Unternehmerin Gebhardt ist die Geschichte des Klosters wichtig. So hat sie eine alte Apotheke dort eingerichtet, in der über das Wirken der eingemauerten Nonne Diemut erzählt werden soll. „Die Sicherung des Kulturguts, das ist meine Verantwortung, dafür geben wir das meiste Geld aus“, sagt sie.

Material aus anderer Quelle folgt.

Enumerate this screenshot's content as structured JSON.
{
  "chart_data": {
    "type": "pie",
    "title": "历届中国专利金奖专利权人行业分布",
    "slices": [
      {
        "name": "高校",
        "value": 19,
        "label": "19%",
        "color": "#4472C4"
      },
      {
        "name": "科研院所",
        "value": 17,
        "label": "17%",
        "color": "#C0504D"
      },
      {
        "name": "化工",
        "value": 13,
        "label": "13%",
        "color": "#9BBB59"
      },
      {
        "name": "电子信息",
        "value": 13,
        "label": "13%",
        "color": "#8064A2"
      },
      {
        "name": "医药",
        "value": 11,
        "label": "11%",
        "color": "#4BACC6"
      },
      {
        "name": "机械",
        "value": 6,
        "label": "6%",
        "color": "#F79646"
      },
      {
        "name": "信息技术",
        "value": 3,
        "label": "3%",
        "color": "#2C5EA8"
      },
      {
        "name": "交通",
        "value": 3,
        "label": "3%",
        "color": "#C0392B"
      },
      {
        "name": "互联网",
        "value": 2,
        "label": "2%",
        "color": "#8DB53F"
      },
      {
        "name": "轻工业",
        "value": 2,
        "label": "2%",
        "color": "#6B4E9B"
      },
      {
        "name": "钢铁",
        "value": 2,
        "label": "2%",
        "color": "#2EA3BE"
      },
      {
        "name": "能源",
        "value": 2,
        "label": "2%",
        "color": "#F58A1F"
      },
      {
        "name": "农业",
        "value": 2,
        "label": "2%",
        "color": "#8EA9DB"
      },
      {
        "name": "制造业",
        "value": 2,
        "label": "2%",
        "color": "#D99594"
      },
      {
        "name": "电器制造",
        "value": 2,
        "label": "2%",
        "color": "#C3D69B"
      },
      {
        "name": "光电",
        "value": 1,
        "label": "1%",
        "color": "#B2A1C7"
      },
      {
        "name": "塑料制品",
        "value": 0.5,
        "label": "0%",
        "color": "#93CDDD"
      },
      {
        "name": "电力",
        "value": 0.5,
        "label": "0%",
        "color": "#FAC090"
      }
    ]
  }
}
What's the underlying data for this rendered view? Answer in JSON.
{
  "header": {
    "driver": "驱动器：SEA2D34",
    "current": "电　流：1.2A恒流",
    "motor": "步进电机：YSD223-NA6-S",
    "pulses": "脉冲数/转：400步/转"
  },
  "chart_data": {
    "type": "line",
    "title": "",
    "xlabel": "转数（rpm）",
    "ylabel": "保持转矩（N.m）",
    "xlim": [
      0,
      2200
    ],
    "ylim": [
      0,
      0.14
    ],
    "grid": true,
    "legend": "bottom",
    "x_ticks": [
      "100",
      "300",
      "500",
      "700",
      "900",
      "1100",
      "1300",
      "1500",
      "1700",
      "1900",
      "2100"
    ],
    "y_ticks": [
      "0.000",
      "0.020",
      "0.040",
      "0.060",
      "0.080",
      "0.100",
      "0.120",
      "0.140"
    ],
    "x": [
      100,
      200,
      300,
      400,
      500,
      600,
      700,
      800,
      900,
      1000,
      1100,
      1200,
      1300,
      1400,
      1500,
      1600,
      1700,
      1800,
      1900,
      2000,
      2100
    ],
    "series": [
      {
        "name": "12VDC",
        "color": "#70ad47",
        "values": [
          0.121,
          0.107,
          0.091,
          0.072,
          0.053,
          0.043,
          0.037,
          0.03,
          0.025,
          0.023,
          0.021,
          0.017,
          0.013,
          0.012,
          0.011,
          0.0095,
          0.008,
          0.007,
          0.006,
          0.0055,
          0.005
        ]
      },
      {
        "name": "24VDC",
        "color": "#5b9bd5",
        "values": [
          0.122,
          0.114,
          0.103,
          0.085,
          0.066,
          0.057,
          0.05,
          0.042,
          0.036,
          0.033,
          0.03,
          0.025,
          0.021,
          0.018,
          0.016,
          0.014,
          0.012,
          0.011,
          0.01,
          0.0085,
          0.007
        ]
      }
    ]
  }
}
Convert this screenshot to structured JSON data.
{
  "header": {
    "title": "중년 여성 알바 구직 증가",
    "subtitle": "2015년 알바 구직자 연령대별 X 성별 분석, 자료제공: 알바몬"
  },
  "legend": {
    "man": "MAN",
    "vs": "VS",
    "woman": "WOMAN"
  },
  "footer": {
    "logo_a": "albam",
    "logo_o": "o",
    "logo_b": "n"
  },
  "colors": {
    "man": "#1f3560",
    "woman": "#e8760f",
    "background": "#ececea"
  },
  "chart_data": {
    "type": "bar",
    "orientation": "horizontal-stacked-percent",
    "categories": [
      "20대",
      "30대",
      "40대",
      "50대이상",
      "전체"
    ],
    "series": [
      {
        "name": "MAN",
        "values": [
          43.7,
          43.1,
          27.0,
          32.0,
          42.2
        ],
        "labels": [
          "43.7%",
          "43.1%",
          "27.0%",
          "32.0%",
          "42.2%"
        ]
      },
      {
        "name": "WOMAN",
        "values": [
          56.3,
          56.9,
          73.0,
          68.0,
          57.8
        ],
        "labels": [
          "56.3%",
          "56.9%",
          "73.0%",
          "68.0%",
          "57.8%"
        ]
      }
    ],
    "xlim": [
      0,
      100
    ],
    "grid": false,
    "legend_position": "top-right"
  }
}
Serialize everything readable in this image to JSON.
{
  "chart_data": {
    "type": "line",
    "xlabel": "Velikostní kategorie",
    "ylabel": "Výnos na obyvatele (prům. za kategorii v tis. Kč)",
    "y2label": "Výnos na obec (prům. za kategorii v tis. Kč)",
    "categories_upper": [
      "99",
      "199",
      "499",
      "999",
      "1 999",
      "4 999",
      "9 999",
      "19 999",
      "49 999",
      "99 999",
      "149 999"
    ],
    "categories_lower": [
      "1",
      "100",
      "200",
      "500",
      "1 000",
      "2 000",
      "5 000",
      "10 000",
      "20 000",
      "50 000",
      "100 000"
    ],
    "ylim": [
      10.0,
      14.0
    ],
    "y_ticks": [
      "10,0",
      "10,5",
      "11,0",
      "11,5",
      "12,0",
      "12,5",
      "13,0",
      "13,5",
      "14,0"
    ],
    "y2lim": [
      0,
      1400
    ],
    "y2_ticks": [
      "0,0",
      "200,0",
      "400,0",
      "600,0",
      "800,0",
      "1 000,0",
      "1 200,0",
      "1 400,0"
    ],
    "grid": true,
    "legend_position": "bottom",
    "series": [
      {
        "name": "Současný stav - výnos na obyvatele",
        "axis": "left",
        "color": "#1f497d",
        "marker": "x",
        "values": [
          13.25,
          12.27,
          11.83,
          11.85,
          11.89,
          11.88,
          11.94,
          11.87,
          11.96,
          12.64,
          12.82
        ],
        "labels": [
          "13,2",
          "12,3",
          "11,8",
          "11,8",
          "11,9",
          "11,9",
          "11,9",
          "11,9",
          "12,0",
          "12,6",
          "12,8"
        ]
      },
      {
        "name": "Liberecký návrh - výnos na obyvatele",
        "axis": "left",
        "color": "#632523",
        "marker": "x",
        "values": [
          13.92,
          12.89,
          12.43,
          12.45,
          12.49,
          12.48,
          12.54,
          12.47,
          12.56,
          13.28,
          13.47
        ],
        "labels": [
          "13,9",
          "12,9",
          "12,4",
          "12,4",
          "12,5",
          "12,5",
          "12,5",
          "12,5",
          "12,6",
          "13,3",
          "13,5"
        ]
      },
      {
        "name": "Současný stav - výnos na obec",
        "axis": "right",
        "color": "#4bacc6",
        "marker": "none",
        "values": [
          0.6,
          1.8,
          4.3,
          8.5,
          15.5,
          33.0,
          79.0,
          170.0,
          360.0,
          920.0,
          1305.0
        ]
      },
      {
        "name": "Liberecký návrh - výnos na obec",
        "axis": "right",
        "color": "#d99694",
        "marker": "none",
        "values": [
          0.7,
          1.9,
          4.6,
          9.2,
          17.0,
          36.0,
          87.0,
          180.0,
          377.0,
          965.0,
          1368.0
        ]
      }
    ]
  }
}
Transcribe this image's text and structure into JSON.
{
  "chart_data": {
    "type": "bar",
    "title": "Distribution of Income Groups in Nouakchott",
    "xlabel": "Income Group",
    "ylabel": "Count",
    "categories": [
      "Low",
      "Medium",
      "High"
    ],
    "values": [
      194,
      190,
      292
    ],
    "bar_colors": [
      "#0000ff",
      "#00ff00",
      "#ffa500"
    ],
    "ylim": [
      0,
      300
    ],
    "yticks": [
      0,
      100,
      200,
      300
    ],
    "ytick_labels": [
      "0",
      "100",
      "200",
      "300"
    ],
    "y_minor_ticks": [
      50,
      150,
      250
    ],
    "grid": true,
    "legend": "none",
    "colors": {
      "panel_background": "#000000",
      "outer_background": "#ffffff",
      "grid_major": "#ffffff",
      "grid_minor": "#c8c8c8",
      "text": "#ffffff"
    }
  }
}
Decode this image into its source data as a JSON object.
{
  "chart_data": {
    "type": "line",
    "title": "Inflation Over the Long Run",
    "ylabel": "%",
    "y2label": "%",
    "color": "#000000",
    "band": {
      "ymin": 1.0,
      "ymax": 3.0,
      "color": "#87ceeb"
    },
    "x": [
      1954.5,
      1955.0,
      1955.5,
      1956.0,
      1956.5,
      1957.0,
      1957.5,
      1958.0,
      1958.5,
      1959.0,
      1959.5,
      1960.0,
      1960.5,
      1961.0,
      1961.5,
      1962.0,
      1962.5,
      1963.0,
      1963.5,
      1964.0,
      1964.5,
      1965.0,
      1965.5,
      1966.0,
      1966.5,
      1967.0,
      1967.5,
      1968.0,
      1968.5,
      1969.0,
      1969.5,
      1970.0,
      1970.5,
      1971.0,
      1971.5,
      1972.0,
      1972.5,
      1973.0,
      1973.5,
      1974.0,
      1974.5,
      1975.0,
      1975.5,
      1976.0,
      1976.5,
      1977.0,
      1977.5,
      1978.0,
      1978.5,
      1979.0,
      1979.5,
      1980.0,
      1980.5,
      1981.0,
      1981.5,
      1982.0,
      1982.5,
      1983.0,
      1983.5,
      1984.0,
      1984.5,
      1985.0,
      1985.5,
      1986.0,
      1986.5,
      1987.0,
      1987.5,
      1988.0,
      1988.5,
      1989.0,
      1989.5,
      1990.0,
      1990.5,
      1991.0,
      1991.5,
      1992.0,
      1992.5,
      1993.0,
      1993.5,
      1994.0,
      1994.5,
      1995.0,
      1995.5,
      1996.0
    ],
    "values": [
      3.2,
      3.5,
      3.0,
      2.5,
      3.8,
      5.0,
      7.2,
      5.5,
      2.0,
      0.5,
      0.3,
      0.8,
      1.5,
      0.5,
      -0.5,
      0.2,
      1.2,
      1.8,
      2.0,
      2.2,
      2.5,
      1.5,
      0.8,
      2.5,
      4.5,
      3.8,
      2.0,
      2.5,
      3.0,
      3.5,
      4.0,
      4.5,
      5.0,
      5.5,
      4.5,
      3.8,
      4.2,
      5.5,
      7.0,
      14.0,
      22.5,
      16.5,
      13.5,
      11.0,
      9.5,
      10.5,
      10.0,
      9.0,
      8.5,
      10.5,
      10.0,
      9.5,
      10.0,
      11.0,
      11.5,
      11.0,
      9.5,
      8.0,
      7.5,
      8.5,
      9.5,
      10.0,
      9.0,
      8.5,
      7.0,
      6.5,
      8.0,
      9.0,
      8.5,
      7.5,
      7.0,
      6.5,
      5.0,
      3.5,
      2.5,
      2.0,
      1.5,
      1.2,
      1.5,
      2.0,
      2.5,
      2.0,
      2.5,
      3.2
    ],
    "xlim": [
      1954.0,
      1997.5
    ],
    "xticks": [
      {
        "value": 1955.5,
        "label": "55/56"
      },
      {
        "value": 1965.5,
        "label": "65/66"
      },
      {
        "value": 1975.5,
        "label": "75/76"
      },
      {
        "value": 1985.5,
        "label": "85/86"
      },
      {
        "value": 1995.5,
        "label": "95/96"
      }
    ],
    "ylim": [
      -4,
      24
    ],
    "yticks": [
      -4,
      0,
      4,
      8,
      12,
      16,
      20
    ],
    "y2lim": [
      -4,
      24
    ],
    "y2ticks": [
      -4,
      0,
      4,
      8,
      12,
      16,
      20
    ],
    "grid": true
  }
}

Nicht alle Kloster-Käufer haben allerdings so ein großes Geschichtsbewusstsein. Ein Investor hätte sogar einmal aus einem Gotteshaus ein Bordell machen wollen. Oft werden aus Klöstern auch nur bessere Event-Hallen, wo Geburtstagsfeiern oder Hochzeiten stattfinden. Was wäre noch denkbar, auch eine Großraum-Disco? Architekt Hild jedenfalls warnt vor zu strengen Vorgaben. „Es ist ganz normal, dass ein Haus in seiner Geschichte seinen Charakter ändert – das war früher schon immer so“, erklärt Hild und fragt zurück: „Warum brauche ich da eine Grenze?“ Es gehe ja darum, „ein Gebäude zu erhalten“. Welchen Wert hätten Nutzungsverbote, wenn die Gebäude dann am Ende leer stünden? Hild sagt aber auch: „Ein hochbarockes Kloster wird keine Disco. Das geht schon allein aus Denkmalschutzfragen nicht.“

Aktuell ist Hild eng in die Planungen für die Zukunft des Klosters Oberroning im Kreis Landshut einbezogen. 2015 sind dort die letzten Salesianerinnen ausgezogen. Bislang werden Teile des Klosters noch als Schule benutzt. Aber für deren Erweiterung brauche man ein neues Gebäude, erläutert Hild: „Jetzt ist die Frage, ob man weiter eine Schule haben will, die sich innerhalb der Klosteranlagen befindet, was baulich möglich ist, oder eine Schule auf der grünen Wiese, deren Bau vielleicht vordergründig etwas billiger ist.“ Aus seiner Sicht ist klar: „Verlässt die Schule das Gebäude, könnte daraus eine Klosterruine werden.“

Aber nicht nur bei Klöstern, auch beim Erhalt ehemaliger Kirchen sieht der Architekt große Herausforderungen. Denn hier sei die Nachnutzung weit schwieriger. „Da geht es noch mehr um die Spiritualität“, sagt Hild. Aber es gibt Beispiele, dass vieles geht: Eine alte Kirche in Berlin sei heute eine Künstlergalerie. „Manche Gotteshäuser werden auch als Versammlungsstätten genutzt, etwa von der jeweiligen Gemeinde oder von Vertretern anderer Religionen“, sagt Hild. Solche Nutzungen würden von Gläubigen und Kirchen nicht immer gerne gesehen. Deshalb müssten Umbauten immer im Einzelfall betrachtet werden. Klar sei aber auch, sagt Hild: „Man wird nicht alle kirchlichen Gebäude eins zu eins erhalten können.“
(Tobias Lill)

Foto (privat): Ist ein gefragter Mann, wenn es um die Zukunft von Klöstern geht: Andreas Hild.